Nós sabemos que em muitos contextos científicos, os interesses de pesquisadores e os das comunidades podem entrar em conflito. Como vocês têm lidado com essas tensões ao longo do projeto?
Ao trabalhar com comunidades, a gente precisa deixar de lado essa ideia de chegar com respostas prontas. A gente também entende que construir diálogo com as pessoas, com esses mundos, com essas diferentes cosmologias, é como tecer uma espécie de rede de pesca, onde cada ponto, cada encontro, precisa ser feito com cuidado, todas as histórias que estão sendo contadas ali importam de alguma maneira, e que se alguma coisa acaba se rompendo, toda a relação, toda a rede e toda a estrutura do planejamento fica comprometida.
E é claro, nem tudo acaba sendo fácil, principalmente quando o assunto é território. As discussões podem ser bastante acaloradas, então pode haver momentos de tensão, sem dúvida, mas esses encontros servem para a gente também perceber o quanto aquilo que está sendo discutido importa para as comunidades. E é enfrentando essas dificuldades que a gente chega em algumas soluções que respeitam tanto o conhecimento científico quanto às questões tradicionais.
Quando se fala em LiDAR, costuma-se pensar apenas nos dados que estão sendo gerados. Mas por trás deles, existem histórias, decisões e relações de poder. Como o projeto tem enfrentado os dilemas éticos ligados ao uso e ao controle dessas novas informações?
Quando a gente revela estruturas arqueológicas com o uso da tecnologia, a gente não está lidando somente com dados, a gente está trabalhando com a história das pessoas, com territórios ancestrais. Então, o desafio é pensar sobre quem controla essas informações, já que muitas vezes pesquisadores estrangeiros dominam esse acesso dos dados, criam uma desigualdade de conhecimento. Então, o envolvimento das comunidades não é opcional, ela deve fazer parte do planejamento até a interpretação dos dados.

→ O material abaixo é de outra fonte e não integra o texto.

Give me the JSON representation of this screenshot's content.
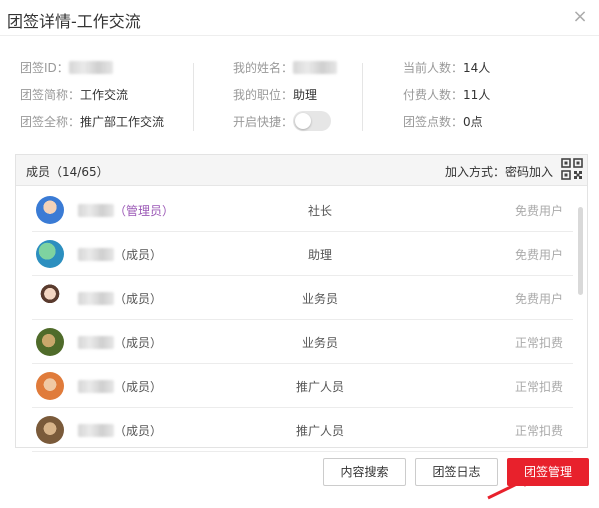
{
  "dialog": {
    "title": "团签详情-工作交流",
    "close_glyph": "×"
  },
  "info": {
    "col1": {
      "id_label": "团签ID：",
      "short_label": "团签简称：",
      "short_value": "工作交流",
      "full_label": "团签全称：",
      "full_value": "推广部工作交流"
    },
    "col2": {
      "name_label": "我的姓名：",
      "position_label": "我的职位：",
      "position_value": "助理",
      "shortcut_label": "开启快捷："
    },
    "col3": {
      "current_label": "当前人数：",
      "current_value": "14人",
      "paid_label": "付费人数：",
      "paid_value": "11人",
      "points_label": "团签点数：",
      "points_value": "0点"
    }
  },
  "members": {
    "header": "成员（14/65）",
    "join_method": "加入方式：密码加入",
    "items": [
      {
        "role": "（管理员）",
        "position": "社长",
        "status": "免费用户",
        "admin": true
      },
      {
        "role": "（成员）",
        "position": "助理",
        "status": "免费用户"
      },
      {
        "role": "（成员）",
        "position": "业务员",
        "status": "免费用户"
      },
      {
        "role": "（成员）",
        "position": "业务员",
        "status": "正常扣费"
      },
      {
        "role": "（成员）",
        "position": "推广人员",
        "status": "正常扣费"
      },
      {
        "role": "（成员）",
        "position": "推广人员",
        "status": "正常扣费"
      }
    ]
  },
  "buttons": {
    "search": "内容搜索",
    "log": "团签日志",
    "manage": "团签管理"
  },
  "colors": {
    "primary": "#e8212c",
    "admin_role": "#9b59b6"
  }
}
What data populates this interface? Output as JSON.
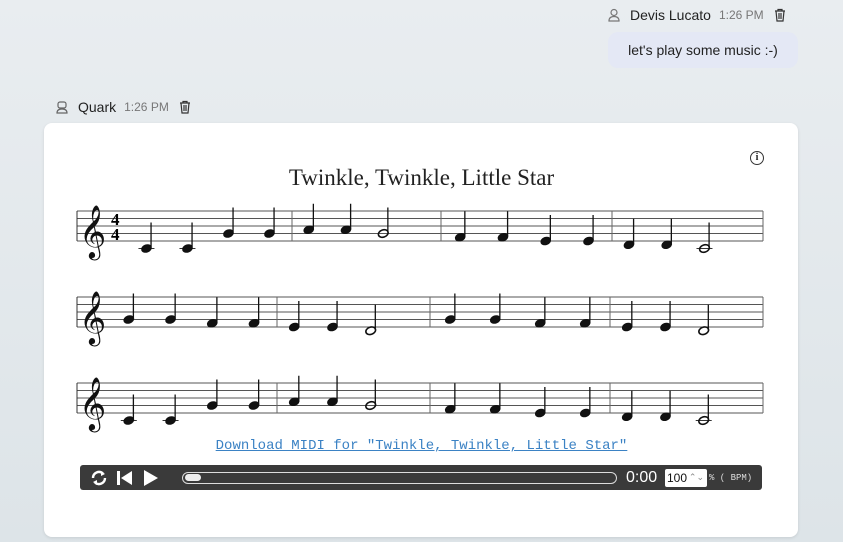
{
  "user_msg": {
    "author": "Devis Lucato",
    "time": "1:26 PM",
    "text": "let's play some music :-)"
  },
  "bot_msg": {
    "author": "Quark",
    "time": "1:26 PM"
  },
  "score": {
    "title": "Twinkle, Twinkle, Little Star",
    "time_signature": [
      "4",
      "4"
    ],
    "systems": [
      [
        [
          "C4",
          "C4",
          "G4",
          "G4"
        ],
        [
          "A4",
          "A4",
          "G4:h"
        ],
        [
          "F4",
          "F4",
          "E4",
          "E4"
        ],
        [
          "D4",
          "D4",
          "C4:h"
        ]
      ],
      [
        [
          "G4",
          "G4",
          "F4",
          "F4"
        ],
        [
          "E4",
          "E4",
          "D4:h"
        ],
        [
          "G4",
          "G4",
          "F4",
          "F4"
        ],
        [
          "E4",
          "E4",
          "D4:h"
        ]
      ],
      [
        [
          "C4",
          "C4",
          "G4",
          "G4"
        ],
        [
          "A4",
          "A4",
          "G4:h"
        ],
        [
          "F4",
          "F4",
          "E4",
          "E4"
        ],
        [
          "D4",
          "D4",
          "C4:h"
        ]
      ]
    ],
    "download_label": "Download MIDI for \"Twinkle, Twinkle, Little Star\""
  },
  "player": {
    "time": "0:00",
    "tempo_value": "100",
    "tempo_unit": "% ( BPM)",
    "progress": 0
  }
}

Afinal, é essencial consultar e incluir quem faz parte do processo, então quem mora ao redor ou dentro das áreas de interesse. No Amazônia Revelada, as pessoas não são sujeitos de pesquisa, elas são parceiras nesse processo de descoberta. A gente não conseguiria atuar, trabalhar, se não fosse com esse apoio dessas comunidades locais.
E, por fim, quando pensamos em uma arqueologia voltada para o futuro, você acredita que pesquisadores ainda precisam desaprender – ou reaprender – algumas práticas para atuar de maneira mais ética e coletiva nos territórios amazônicos?
Não adianta descobrir pirâmides e outras estruturas se o povo local não tiver voz dentro desse processo. Acho que um ponto disso, e no Amazônia Revelada a gente leva isso muito sério, é de que a tecnologia não pode repetir velhos erros. A gente não pode chegar com equipamentos caros e sair com os dados.
E esse diálogo entre ciência e outras cosmologias é que vai fortalecer esses povos amazônicos no presente. Quando a gente registra um sítio arqueológico, a gente cria uma ferramenta legal para proteger esses territórios. Então, acho que o futuro está no uso dessas tecnologias como o LIDAR, não só para estudar a Amazônia de longe, mas também para apoiar quem vive nela.
E a gente mostra também que a floresta nunca foi virgem, mas ela foi construída, moldada, por essas sociedades que sabiam conviver com ela. Então, a arqueologia, nesse sentido, não fala só sobre o passado, mas ajuda também a proteger o futuro dessas pessoas que vivem nesse imenso território amazônico.
Esta entrevista foi realizada por Lisiane Müller, cientista multimídia que desenvolve o projeto “Amazônia Revelada: narrativas digitais e uma arqueologia para o futuro”, com apoio da FAPESP (processo nº 2024/15228-1).
*As opiniões, hipóteses e conclusões ou recomendações expressas neste material são de responsabilidade da autora e não necessariamente refletem a visão da FAPESP.